The reason I want to focus on the minimum wage issue is because there is probably no economic issue which is more unanimously and uncritically supported by the leadership of the Mainline Protestant denominations than increasing the minimum wage (and yes I am including single-payer health care). Are the economic effects I described above causal or just correlative? It may take decades to reach a consensus. But, given the predictions of economic theory and given that we are finally seeing some consensus from similar policies in the 1930s, let's consider, just for the moment, that all of the warnings about increasing the minimum wage and job losses among poor and minority workers might just have had some empirical traction. What is, therefore, the moral standing of the leaders of the mainline Protestant denominations in supporting economic policies that disproportionately hurt poor and minority workers?

It can't be from a lack of warning. Dissidents in the mainline denominations have criticized their leaders' captivation with leftish economic policies for years. I can only come up with three ideas, and in talking with Doug, he added a fourth:

1 ) Cognitive Dissonance. Perhaps denominational leaders so much want to believe that what they are doing "does justice" that they have moved beyond any consideration with contrary information as to the way the world actually works.

2 ) Ignorance of Rent Seeking in and by Organizations. It could be that denominational leaders so completely identify justice with the views of the leaders of special interests groups (such as labor unions) with whom they associate that they can't see what economists have seen for years: organized special interest groups do not necessarily represent the best interest of their own members. The possibility that labor union leaders would support minimum wage increases even if it cost low skilled workers their jobs has been known for years.

3 ) Utilitarianism. There are workers who benefit from the increase in the minimum wage. Those workers who keep their jobs and get a higher wage are better off because of the minimum wage increase. Perhaps the denominational leaders calculate that, on average, the wage gains outweigh the wage losses. I don't want to argue the broad philosophical merits of utilitarianism as a moral code here. But I think there are three problems with this idea as it relates to Christian views of justice. First, denominational leaders do not couch their arguments in favor of the minimum wage in utilitarian terms. Secondly, utilitarianism is often specifically rejected by the same leaders in other contexts. And, finally, Jesus' call to help the least among us is not a very utilitarian outlook.
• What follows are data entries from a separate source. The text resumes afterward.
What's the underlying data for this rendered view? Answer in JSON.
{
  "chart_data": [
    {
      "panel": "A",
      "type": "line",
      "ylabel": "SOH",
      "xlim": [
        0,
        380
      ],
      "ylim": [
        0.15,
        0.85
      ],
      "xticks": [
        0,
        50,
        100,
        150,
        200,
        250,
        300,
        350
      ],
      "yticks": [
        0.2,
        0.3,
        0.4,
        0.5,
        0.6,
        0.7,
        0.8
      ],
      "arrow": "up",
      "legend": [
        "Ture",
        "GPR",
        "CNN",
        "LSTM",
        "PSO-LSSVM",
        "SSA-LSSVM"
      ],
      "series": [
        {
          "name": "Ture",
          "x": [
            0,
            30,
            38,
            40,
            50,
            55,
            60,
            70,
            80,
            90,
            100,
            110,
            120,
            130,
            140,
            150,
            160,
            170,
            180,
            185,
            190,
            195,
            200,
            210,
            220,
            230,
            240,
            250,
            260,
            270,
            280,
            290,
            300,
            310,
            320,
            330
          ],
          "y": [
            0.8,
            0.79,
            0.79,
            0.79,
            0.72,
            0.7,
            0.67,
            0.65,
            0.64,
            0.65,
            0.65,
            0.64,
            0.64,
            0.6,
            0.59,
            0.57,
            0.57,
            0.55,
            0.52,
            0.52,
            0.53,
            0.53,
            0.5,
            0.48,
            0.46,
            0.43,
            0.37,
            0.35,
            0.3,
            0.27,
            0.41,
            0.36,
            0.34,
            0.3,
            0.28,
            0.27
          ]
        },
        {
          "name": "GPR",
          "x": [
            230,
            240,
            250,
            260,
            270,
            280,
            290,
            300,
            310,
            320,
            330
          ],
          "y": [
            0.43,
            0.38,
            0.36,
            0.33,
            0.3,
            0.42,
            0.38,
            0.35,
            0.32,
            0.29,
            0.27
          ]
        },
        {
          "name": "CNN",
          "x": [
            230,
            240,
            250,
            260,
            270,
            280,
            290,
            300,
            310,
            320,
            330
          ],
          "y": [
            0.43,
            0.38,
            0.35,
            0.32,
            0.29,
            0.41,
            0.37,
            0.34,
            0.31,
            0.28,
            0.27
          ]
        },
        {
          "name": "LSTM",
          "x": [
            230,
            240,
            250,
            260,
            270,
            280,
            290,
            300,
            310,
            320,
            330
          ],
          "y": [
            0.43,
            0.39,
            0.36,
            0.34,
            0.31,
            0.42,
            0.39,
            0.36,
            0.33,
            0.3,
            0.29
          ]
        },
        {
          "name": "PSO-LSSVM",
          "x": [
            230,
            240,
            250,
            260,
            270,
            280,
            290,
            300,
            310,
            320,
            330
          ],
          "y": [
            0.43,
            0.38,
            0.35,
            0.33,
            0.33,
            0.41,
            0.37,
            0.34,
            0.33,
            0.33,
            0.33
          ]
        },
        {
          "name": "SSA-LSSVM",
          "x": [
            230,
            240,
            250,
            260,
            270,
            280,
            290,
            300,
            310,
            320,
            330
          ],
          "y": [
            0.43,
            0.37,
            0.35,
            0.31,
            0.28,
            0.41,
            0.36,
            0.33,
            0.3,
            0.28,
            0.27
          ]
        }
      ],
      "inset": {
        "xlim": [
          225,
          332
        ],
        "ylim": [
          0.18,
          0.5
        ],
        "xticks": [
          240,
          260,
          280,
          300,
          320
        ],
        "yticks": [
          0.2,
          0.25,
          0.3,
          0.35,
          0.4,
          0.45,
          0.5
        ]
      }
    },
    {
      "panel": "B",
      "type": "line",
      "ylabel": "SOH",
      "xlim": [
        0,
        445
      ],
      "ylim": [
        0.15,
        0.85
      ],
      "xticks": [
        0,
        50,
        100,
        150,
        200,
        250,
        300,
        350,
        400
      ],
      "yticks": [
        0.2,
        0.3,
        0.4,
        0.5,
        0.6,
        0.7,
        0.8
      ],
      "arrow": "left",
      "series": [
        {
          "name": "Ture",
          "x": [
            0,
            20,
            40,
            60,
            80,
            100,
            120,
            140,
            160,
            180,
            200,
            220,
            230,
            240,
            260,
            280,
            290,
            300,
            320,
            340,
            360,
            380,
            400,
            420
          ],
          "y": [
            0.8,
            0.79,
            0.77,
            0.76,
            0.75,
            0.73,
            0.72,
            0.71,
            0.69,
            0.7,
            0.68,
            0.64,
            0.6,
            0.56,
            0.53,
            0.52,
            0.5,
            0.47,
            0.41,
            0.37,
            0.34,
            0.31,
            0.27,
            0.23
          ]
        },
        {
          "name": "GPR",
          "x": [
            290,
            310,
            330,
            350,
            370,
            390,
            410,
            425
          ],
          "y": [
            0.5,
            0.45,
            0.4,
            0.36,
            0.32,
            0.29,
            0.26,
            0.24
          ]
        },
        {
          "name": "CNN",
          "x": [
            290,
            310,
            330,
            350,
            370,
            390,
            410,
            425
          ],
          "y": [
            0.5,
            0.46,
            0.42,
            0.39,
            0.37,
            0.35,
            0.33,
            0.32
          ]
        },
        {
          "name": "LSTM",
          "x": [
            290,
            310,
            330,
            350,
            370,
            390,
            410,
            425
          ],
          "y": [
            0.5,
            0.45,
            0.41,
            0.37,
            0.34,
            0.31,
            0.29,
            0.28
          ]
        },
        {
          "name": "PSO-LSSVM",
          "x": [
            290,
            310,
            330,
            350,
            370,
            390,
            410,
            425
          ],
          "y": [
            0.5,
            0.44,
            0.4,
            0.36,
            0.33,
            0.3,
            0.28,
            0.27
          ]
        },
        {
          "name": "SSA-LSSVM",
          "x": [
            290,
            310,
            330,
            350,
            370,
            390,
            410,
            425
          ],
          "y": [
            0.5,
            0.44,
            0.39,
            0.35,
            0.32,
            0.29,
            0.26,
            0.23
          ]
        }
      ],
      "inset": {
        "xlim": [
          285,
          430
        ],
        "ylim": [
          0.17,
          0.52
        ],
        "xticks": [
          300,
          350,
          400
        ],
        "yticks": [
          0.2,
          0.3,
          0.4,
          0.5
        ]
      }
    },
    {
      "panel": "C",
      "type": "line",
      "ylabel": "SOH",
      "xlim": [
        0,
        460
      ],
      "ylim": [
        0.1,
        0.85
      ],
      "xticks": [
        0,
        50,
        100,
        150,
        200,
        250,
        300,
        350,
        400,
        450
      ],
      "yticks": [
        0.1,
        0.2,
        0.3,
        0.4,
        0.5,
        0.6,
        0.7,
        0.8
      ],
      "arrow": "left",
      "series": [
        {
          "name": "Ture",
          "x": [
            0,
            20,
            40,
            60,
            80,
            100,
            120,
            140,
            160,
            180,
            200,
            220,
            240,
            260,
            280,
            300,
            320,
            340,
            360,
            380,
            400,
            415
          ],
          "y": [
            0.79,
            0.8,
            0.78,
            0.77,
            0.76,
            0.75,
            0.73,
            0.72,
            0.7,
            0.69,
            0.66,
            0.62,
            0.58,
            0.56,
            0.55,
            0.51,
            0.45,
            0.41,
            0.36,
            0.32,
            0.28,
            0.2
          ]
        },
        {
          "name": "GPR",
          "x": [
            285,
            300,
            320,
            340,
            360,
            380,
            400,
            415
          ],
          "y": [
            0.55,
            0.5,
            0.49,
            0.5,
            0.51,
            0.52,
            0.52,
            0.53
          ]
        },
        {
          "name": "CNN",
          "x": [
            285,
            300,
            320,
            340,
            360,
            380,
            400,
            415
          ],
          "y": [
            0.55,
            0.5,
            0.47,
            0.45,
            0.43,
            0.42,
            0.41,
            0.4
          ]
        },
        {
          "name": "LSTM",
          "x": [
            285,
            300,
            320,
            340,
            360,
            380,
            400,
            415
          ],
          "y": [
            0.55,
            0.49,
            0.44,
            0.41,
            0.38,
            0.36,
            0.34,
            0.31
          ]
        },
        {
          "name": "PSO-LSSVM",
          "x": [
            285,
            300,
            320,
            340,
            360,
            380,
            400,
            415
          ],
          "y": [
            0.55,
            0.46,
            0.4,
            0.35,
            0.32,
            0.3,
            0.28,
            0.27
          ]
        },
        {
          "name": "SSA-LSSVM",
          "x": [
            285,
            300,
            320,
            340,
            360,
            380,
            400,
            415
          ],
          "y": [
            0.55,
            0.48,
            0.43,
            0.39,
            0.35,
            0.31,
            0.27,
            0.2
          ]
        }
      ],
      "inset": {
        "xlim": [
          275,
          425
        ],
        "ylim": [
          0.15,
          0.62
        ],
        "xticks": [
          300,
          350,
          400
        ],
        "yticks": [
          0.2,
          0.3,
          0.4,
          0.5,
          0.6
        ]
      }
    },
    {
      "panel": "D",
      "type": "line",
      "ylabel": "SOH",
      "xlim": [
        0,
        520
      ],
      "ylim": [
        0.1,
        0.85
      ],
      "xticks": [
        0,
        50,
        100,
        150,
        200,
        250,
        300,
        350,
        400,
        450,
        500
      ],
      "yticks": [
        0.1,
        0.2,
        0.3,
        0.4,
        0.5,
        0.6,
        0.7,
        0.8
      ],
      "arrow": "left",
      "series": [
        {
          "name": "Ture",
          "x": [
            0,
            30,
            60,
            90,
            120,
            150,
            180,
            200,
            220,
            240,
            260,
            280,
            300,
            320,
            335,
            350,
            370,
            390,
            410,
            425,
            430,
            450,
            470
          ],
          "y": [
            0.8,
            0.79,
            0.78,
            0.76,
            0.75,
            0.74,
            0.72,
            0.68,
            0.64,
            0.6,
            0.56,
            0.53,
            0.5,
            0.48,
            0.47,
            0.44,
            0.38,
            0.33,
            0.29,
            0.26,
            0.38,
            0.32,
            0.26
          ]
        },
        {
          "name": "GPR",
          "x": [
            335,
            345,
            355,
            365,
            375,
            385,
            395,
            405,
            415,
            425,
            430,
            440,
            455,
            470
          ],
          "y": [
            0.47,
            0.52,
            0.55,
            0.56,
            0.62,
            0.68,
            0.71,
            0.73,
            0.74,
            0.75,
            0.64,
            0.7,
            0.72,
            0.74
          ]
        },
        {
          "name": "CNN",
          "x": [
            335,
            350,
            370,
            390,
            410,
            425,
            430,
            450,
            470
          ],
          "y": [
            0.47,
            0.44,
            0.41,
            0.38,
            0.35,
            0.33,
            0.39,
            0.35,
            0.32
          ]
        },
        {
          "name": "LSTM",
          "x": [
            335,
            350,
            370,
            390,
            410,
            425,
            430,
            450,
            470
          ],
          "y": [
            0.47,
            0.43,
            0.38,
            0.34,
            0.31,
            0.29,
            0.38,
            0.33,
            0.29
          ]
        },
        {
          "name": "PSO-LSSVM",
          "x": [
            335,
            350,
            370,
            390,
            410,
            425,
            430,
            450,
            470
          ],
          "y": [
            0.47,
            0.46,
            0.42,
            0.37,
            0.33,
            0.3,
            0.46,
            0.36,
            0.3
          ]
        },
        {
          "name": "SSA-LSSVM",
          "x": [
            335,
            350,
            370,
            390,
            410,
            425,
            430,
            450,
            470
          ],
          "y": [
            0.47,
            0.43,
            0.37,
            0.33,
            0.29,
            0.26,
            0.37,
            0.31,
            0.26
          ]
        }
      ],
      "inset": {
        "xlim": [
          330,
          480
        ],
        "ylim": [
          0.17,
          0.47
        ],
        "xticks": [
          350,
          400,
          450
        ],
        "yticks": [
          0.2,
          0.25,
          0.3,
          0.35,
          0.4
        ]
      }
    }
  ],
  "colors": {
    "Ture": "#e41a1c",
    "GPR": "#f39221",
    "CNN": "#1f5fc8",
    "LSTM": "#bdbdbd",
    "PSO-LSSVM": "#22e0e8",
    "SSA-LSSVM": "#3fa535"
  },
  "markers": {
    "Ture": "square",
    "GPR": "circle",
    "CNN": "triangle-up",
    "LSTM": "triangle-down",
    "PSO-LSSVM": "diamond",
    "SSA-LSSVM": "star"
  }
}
4 ) [Doug's idea]. Modified Utilitarianism. The losers from the increase in the minimum wage are most likely to thereby fall into other parts of the government social safety net, which, if you are already predisposed to identifying government economic and social intervention as justice, may not be seen as such a bad thing.

Maybe many years from now we will find out that this correlation between the minimum wage increase and the dismal job figures is spurious. But, in the meantime, as an economist, I'd like to be able to have a dialog with Christian leaders who admit at least the possibility that there may be unintended consequences from their support of increases in the minimum wage (and other economic issues).